Die Rolle der Ombudsperson erfordert viel Einfühlungsvermögen und Verhandlungsgeschick. Als Interventionsvorgehensweisen werden direkte Kontaktaufnahmen der Vertrauensperson mit Krankenhausverwaltungsleitern, Geschäftsführern und Chefärzten genannt. Eine Ärztekammer berichtet, dass aus dem Kreise der beratenden Ärzte Personen als Interviewpartner für Print- und audiovisuelle Medien benannt wurden, um gegen Ausbeutung auch in den Medien vorzugehen. Zwischenzeitlich ist diese Problematik auch in das öffentliche Bewusstsein getreten. Darüber hinaus wurden Erfahrungen und konkrete Fälle anonym aufgelistet und den zuständigen Aufsichtsbehörden sowie den Sozial- und Wirtschaftsministerien zur Kenntnis gegeben. Als Folge dieser Zusammenarbeit wurde in einem Bundesland eine Verordnung erlassen, die unbezahlte oder unterbezahlte „Gastarzt/Stipendiaten-Tätigkeit“ als unzulässig erklärt. Diese ersten Erfahrungsberichte zeigen, dass Ombudsstellen in den Ärztekammern eine wichtige Funktion im Sinne einer Anlaufstelle für Hilfe suchende Ärztinnen und Ärzte darstellen.

Vor dem Hintergrund eines an den Vorstand der Bundesärztekammer überwiesenen Beschlussantrages „Einrichtung von Arbeitskreisen für junge Ärztinnen und Ärzte“ des 105. Deutschen Ärztetages 2002 in Rostock haben zwischenzeitlich eine Reihe von Landesärztekammern entsprechende Arbeitskreise bzw.
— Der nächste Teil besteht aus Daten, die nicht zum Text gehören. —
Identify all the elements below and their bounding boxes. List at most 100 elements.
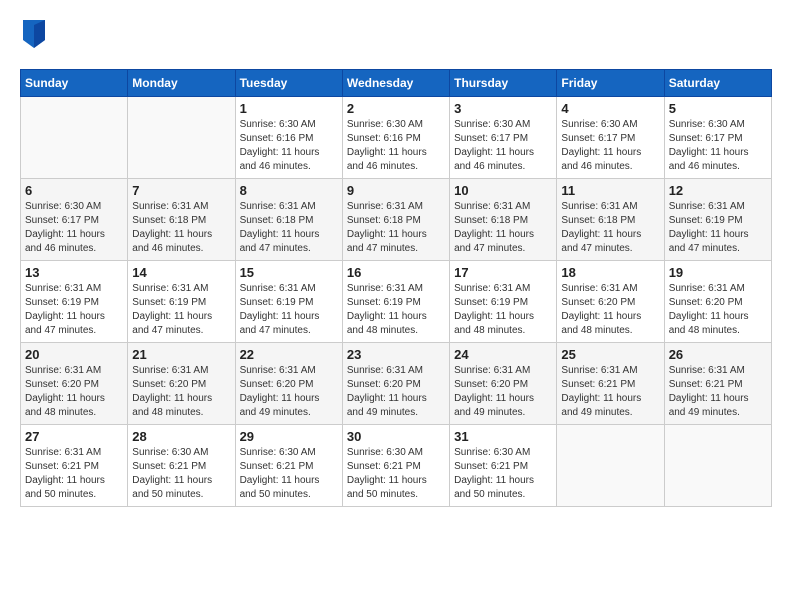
day-info: Sunrise: 6:31 AM Sunset: 6:18 PM Dayligh… — [132, 200, 230, 256]
day-number: 12 — [669, 183, 767, 198]
calendar-cell: 8 Sunrise: 6:31 AM Sunset: 6:18 PM Daylig… — [235, 179, 342, 261]
calendar-cell: 26 Sunrise: 6:31 AM Sunset: 6:21 PM Dayli… — [664, 343, 771, 425]
day-number: 18 — [561, 265, 659, 280]
day-info: Sunrise: 6:30 AM Sunset: 6:16 PM Dayligh… — [347, 118, 445, 174]
day-number: 3 — [454, 101, 552, 116]
calendar-cell: 4 Sunrise: 6:30 AM Sunset: 6:17 PM Daylig… — [557, 97, 664, 179]
day-info: Sunrise: 6:31 AM Sunset: 6:20 PM Dayligh… — [347, 364, 445, 420]
calendar-cell: 1 Sunrise: 6:30 AM Sunset: 6:16 PM Daylig… — [235, 97, 342, 179]
day-info: Sunrise: 6:31 AM Sunset: 6:18 PM Dayligh… — [454, 200, 552, 256]
day-number: 8 — [240, 183, 338, 198]
logo-icon — [23, 20, 45, 48]
calendar-cell — [128, 97, 235, 179]
calendar-body: 1 Sunrise: 6:30 AM Sunset: 6:16 PM Daylig… — [21, 97, 772, 507]
day-number: 26 — [669, 347, 767, 362]
day-info: Sunrise: 6:31 AM Sunset: 6:20 PM Dayligh… — [240, 364, 338, 420]
day-number: 25 — [561, 347, 659, 362]
day-number: 16 — [347, 265, 445, 280]
day-number: 11 — [561, 183, 659, 198]
day-number: 4 — [561, 101, 659, 116]
day-info: Sunrise: 6:30 AM Sunset: 6:21 PM Dayligh… — [347, 446, 445, 502]
day-info: Sunrise: 6:30 AM Sunset: 6:17 PM Dayligh… — [25, 200, 123, 256]
weekday-wednesday: Wednesday — [342, 70, 449, 97]
day-number: 9 — [347, 183, 445, 198]
day-info: Sunrise: 6:31 AM Sunset: 6:19 PM Dayligh… — [25, 282, 123, 338]
weekday-friday: Friday — [557, 70, 664, 97]
weekday-monday: Monday — [128, 70, 235, 97]
weekday-header-row: SundayMondayTuesdayWednesdayThursdayFrid… — [21, 70, 772, 97]
day-info: Sunrise: 6:30 AM Sunset: 6:21 PM Dayligh… — [132, 446, 230, 502]
calendar-header: SundayMondayTuesdayWednesdayThursdayFrid… — [21, 70, 772, 97]
day-number: 7 — [132, 183, 230, 198]
calendar-cell: 2 Sunrise: 6:30 AM Sunset: 6:16 PM Daylig… — [342, 97, 449, 179]
calendar-cell: 3 Sunrise: 6:30 AM Sunset: 6:17 PM Daylig… — [450, 97, 557, 179]
day-number: 27 — [25, 429, 123, 444]
calendar-week-5: 27Sunrise: 6:31 AM Sunset: 6:21 PM Dayli… — [21, 425, 772, 507]
day-info: Sunrise: 6:31 AM Sunset: 6:18 PM Dayligh… — [347, 200, 445, 256]
day-number: 29 — [240, 429, 338, 444]
day-info: Sunrise: 6:31 AM Sunset: 6:18 PM Dayligh… — [240, 200, 338, 256]
calendar-cell: 6 Sunrise: 6:30 AM Sunset: 6:17 PM Daylig… — [21, 179, 128, 261]
calendar-week-1: 1 Sunrise: 6:30 AM Sunset: 6:16 PM Daylig… — [21, 97, 772, 179]
day-number: 22 — [240, 347, 338, 362]
day-info: Sunrise: 6:31 AM Sunset: 6:19 PM Dayligh… — [454, 282, 552, 338]
day-info: Sunrise: 6:31 AM Sunset: 6:18 PM Dayligh… — [561, 200, 659, 256]
day-number: 6 — [25, 183, 123, 198]
day-number: 1 — [240, 101, 338, 116]
day-info: Sunrise: 6:31 AM Sunset: 6:20 PM Dayligh… — [25, 364, 123, 420]
calendar-cell: 15Sunrise: 6:31 AM Sunset: 6:19 PM Dayli… — [235, 261, 342, 343]
day-info: Sunrise: 6:30 AM Sunset: 6:16 PM Dayligh… — [240, 118, 338, 174]
calendar-cell: 27Sunrise: 6:31 AM Sunset: 6:21 PM Dayli… — [21, 425, 128, 507]
calendar-cell: 29 Sunrise: 6:30 AM Sunset: 6:21 PM Dayli… — [235, 425, 342, 507]
day-number: 31 — [454, 429, 552, 444]
calendar-cell: 18Sunrise: 6:31 AM Sunset: 6:20 PM Dayli… — [557, 261, 664, 343]
calendar-cell — [557, 425, 664, 507]
day-info: Sunrise: 6:31 AM Sunset: 6:19 PM Dayligh… — [132, 282, 230, 338]
calendar-cell: 5 Sunrise: 6:30 AM Sunset: 6:17 PM Daylig… — [664, 97, 771, 179]
day-info: Sunrise: 6:30 AM Sunset: 6:17 PM Dayligh… — [561, 118, 659, 174]
day-number: 23 — [347, 347, 445, 362]
day-number: 24 — [454, 347, 552, 362]
page-header — [20, 20, 772, 53]
day-number: 10 — [454, 183, 552, 198]
day-info: Sunrise: 6:31 AM Sunset: 6:21 PM Dayligh… — [669, 364, 767, 420]
calendar-cell: 12 Sunrise: 6:31 AM Sunset: 6:19 PM Dayli… — [664, 179, 771, 261]
day-number: 19 — [669, 265, 767, 280]
day-number: 2 — [347, 101, 445, 116]
calendar-cell: 14 Sunrise: 6:31 AM Sunset: 6:19 PM Dayli… — [128, 261, 235, 343]
day-number: 21 — [132, 347, 230, 362]
calendar-cell: 11 Sunrise: 6:31 AM Sunset: 6:18 PM Dayli… — [557, 179, 664, 261]
day-info: Sunrise: 6:30 AM Sunset: 6:17 PM Dayligh… — [454, 118, 552, 174]
day-info: Sunrise: 6:31 AM Sunset: 6:20 PM Dayligh… — [132, 364, 230, 420]
calendar-cell: 9 Sunrise: 6:31 AM Sunset: 6:18 PM Daylig… — [342, 179, 449, 261]
day-info: Sunrise: 6:31 AM Sunset: 6:20 PM Dayligh… — [669, 282, 767, 338]
calendar-cell: 25 Sunrise: 6:31 AM Sunset: 6:21 PM Dayli… — [557, 343, 664, 425]
day-info: Sunrise: 6:30 AM Sunset: 6:21 PM Dayligh… — [454, 446, 552, 502]
calendar-cell: 30 Sunrise: 6:30 AM Sunset: 6:21 PM Dayli… — [342, 425, 449, 507]
day-info: Sunrise: 6:31 AM Sunset: 6:20 PM Dayligh… — [454, 364, 552, 420]
calendar-cell: 13 Sunrise: 6:31 AM Sunset: 6:19 PM Dayli… — [21, 261, 128, 343]
weekday-sunday: Sunday — [21, 70, 128, 97]
calendar-week-2: 6 Sunrise: 6:30 AM Sunset: 6:17 PM Daylig… — [21, 179, 772, 261]
calendar-cell: 22 Sunrise: 6:31 AM Sunset: 6:20 PM Dayli… — [235, 343, 342, 425]
day-number: 5 — [669, 101, 767, 116]
calendar-cell: 28Sunrise: 6:30 AM Sunset: 6:21 PM Dayli… — [128, 425, 235, 507]
day-number: 13 — [25, 265, 123, 280]
calendar-cell — [664, 425, 771, 507]
day-info: Sunrise: 6:30 AM Sunset: 6:21 PM Dayligh… — [240, 446, 338, 502]
day-info: Sunrise: 6:31 AM Sunset: 6:21 PM Dayligh… — [561, 364, 659, 420]
weekday-tuesday: Tuesday — [235, 70, 342, 97]
day-number: 14 — [132, 265, 230, 280]
day-number: 30 — [347, 429, 445, 444]
weekday-thursday: Thursday — [450, 70, 557, 97]
logo — [20, 20, 45, 53]
calendar-cell: 31 Sunrise: 6:30 AM Sunset: 6:21 PM Dayli… — [450, 425, 557, 507]
calendar-week-4: 20Sunrise: 6:31 AM Sunset: 6:20 PM Dayli… — [21, 343, 772, 425]
weekday-saturday: Saturday — [664, 70, 771, 97]
day-info: Sunrise: 6:30 AM Sunset: 6:17 PM Dayligh… — [669, 118, 767, 174]
day-info: Sunrise: 6:31 AM Sunset: 6:19 PM Dayligh… — [669, 200, 767, 256]
calendar-cell: 16 Sunrise: 6:31 AM Sunset: 6:19 PM Dayli… — [342, 261, 449, 343]
calendar-cell: 10 Sunrise: 6:31 AM Sunset: 6:18 PM Dayli… — [450, 179, 557, 261]
calendar-cell — [21, 97, 128, 179]
day-info: Sunrise: 6:31 AM Sunset: 6:19 PM Dayligh… — [347, 282, 445, 338]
Arbeitsgruppen mit dieser thematischen Ausrichtung eingerichtet. Dies sind im einzelnen die Sächsische Landesärztekammer, die Ärztekammer Bremen und die Ärztekammer Berlin. In den Tätigkeitsberichten dieser Ärztekammern ist über bisher erzielte Ergebnisse dieser Arbeitskreise berichtet worden. Bei den anderen Ärztekammern sind zwar keine förmliche Arbeitskreise bzw. Arbeitsgruppen „Junge Ärztinnen und Ärzte“ errichtet worden, jedoch nehmen sich gemäß Beschlüssen der jeweiligen Kammervorstände bereits bestehende Ausschüsse und Fachgremien der mit dieser Thematik verbundenen Probleme in besonderem Maße an.